降っても晴れても
「はーぁ……」

 晴れマーク続きの天気予報を見て、琉那は思わず溜め息を吐き、天を仰いだ。

 ――雨よ、降れっ!! 

 神様、こんな健気な私に少しばかりの(ちから)……いや、割引きチケットをお恵みください!

 それは、『雨の日チケット』のことだ。
 雨の日に『cache cache』で食事をすると、会計時に雨の日チケットが貰え、次回の会計が一割引きになるというものだ。店に通うようになった三ヶ月間で、琉那は二枚のチケットを貰っていた。大雨の日が二度あったのだ。
 実際には、雨の日チケットとは言われていないが、「お足元の悪い中……」と言っていたことから、恐らくそういう趣旨だろうと解釈した。
 スーパーなんかで大量に配布される“三十円引き”の文字がでかでかと印刷されているものとは全く別物で、素敵なデザインの栞のようなチケットには、店名(cache cache )と、英語でスペシャルチケットとだけ記されている。
 高額支払いの際の一割引きはかなり有難いが、雨の日を狙って行くことはなかなか難しい。何故なら、三日前までの完全予約制だからだ。

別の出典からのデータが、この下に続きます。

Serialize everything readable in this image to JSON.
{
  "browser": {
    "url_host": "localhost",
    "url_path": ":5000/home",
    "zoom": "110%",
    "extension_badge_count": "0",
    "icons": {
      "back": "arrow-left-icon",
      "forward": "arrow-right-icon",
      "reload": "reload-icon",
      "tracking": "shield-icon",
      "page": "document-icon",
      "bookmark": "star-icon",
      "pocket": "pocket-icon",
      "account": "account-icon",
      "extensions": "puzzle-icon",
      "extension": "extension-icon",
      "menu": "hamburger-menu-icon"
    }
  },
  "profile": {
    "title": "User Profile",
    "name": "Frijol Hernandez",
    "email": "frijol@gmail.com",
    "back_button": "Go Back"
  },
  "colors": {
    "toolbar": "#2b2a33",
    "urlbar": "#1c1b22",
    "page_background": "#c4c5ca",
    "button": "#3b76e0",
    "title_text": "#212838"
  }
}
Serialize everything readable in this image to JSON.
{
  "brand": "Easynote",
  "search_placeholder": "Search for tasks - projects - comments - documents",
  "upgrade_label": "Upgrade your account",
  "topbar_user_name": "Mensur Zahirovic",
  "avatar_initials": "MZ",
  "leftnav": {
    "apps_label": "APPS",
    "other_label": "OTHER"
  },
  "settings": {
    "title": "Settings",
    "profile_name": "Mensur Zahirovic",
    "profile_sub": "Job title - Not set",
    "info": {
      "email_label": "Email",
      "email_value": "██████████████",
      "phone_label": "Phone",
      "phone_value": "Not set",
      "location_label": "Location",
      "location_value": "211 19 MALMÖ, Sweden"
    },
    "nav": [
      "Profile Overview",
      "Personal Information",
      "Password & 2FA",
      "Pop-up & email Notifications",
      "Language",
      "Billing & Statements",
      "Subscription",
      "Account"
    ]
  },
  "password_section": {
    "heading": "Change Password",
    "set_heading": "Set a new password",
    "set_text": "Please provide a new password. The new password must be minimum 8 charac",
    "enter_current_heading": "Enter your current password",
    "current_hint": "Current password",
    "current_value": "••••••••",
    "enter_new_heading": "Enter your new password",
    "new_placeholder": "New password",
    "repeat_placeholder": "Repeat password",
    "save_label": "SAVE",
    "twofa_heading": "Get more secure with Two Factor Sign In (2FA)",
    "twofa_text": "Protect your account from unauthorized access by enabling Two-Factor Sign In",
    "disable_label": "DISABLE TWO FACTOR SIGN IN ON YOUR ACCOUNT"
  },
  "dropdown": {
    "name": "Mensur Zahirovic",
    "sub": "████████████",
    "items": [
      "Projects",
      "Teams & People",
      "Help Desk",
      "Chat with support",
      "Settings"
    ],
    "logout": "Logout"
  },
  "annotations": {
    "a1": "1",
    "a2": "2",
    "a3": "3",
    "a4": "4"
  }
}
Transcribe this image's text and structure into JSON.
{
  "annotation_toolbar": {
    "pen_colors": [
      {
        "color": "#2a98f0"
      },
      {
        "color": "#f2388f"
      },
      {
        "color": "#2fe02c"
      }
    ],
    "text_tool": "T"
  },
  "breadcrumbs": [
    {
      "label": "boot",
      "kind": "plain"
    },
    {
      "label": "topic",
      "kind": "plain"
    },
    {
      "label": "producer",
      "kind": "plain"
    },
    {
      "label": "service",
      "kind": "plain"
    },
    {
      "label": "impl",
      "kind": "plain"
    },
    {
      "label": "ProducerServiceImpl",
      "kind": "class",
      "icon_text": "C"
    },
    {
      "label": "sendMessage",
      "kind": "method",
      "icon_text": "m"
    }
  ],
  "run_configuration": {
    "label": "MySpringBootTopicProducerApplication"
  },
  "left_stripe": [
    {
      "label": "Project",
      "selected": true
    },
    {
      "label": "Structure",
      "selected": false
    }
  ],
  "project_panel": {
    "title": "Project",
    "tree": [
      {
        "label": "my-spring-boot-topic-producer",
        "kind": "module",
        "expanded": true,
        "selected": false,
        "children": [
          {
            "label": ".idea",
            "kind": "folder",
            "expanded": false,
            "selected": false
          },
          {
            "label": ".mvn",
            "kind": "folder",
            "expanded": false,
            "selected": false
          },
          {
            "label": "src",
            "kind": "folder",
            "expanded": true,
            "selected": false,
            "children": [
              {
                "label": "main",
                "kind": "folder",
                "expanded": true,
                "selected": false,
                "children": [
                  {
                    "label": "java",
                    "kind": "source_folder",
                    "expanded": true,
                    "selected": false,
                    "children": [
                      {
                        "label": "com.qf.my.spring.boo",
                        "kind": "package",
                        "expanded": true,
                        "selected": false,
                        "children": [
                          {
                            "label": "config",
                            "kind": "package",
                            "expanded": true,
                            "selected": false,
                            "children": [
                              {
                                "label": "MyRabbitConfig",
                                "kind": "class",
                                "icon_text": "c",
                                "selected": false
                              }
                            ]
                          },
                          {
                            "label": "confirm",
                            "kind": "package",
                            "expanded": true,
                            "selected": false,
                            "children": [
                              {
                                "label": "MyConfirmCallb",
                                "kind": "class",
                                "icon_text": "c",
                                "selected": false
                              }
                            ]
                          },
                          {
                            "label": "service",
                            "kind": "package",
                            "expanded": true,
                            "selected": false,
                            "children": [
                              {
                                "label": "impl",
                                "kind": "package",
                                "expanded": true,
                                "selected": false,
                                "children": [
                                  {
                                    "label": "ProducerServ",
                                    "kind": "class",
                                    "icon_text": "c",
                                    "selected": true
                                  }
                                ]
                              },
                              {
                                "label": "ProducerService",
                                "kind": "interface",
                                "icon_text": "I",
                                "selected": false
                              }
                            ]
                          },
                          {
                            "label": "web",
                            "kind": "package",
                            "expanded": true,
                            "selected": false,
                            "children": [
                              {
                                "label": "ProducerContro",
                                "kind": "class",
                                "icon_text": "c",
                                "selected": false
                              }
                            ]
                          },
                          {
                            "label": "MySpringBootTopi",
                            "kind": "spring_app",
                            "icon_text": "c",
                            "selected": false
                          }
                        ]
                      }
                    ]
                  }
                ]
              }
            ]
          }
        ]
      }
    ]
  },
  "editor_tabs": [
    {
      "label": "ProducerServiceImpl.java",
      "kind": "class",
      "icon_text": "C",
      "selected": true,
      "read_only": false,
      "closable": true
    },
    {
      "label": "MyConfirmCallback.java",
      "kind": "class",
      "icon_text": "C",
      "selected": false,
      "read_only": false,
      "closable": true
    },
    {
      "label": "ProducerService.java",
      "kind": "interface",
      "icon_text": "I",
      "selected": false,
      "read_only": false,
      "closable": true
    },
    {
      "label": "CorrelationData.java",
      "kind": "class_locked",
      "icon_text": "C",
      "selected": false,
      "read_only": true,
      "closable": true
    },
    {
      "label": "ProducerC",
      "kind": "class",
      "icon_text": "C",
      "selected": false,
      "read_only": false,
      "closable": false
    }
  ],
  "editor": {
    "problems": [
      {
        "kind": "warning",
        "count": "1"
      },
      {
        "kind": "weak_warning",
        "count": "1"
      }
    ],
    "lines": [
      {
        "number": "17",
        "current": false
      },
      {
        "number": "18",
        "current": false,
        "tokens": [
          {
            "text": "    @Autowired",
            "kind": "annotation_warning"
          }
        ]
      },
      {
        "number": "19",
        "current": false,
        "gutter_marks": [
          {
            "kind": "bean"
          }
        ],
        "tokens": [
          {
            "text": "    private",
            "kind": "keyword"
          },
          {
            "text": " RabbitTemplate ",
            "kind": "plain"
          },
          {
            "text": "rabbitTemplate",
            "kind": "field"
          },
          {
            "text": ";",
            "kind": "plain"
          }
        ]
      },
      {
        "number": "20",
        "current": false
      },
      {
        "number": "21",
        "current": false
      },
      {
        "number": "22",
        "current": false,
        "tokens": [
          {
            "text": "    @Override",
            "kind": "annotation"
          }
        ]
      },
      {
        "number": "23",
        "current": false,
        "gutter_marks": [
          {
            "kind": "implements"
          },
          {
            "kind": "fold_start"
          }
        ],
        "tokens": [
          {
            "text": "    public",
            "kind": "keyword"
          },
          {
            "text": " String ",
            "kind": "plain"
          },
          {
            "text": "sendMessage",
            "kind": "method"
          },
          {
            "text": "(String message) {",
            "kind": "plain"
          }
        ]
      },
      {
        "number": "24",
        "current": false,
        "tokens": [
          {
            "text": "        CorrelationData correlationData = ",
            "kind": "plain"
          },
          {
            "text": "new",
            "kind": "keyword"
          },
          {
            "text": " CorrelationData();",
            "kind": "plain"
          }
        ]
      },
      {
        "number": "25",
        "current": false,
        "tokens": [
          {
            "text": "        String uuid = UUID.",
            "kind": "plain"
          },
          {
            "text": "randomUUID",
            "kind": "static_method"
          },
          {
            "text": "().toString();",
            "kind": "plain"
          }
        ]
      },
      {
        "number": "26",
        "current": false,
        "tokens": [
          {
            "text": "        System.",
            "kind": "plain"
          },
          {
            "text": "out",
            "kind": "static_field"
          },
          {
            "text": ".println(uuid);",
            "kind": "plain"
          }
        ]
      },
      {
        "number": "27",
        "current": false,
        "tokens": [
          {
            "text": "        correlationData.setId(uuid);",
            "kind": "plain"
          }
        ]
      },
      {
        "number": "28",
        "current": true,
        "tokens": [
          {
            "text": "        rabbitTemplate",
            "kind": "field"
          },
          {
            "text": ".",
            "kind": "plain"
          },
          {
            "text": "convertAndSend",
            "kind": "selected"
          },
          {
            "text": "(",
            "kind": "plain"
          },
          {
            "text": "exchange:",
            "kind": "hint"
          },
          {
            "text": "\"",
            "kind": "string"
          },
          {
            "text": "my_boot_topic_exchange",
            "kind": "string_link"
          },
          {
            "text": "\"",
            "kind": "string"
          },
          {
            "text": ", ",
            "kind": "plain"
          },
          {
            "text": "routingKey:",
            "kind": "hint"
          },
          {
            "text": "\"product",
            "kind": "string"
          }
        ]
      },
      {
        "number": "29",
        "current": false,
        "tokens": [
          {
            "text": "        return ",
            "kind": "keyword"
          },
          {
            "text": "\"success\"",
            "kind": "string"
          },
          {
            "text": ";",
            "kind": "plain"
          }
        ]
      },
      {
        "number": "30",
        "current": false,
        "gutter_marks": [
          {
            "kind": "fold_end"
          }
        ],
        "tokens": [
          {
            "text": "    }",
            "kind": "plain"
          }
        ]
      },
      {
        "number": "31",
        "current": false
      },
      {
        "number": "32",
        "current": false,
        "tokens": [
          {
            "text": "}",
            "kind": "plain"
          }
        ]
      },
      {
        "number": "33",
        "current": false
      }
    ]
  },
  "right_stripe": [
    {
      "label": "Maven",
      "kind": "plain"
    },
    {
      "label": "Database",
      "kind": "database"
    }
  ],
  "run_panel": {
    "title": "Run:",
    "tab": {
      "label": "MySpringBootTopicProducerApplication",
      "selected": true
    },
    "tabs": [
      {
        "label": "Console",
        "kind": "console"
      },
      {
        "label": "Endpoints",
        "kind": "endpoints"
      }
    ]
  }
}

 雨が降る度に一割引きチケットを配布していて、店は大丈夫なのだろうか、などと考えてしまうことがある。   
 コース料理のみの完全予約制で一日の来客数が限られているとはいえ、梅雨時期などはどうなるのだろう。小雨も含まれるのだろうか。
 そんなことを気にしながら店に通っているのは、恐らく自分だけだろう、と琉那は思う。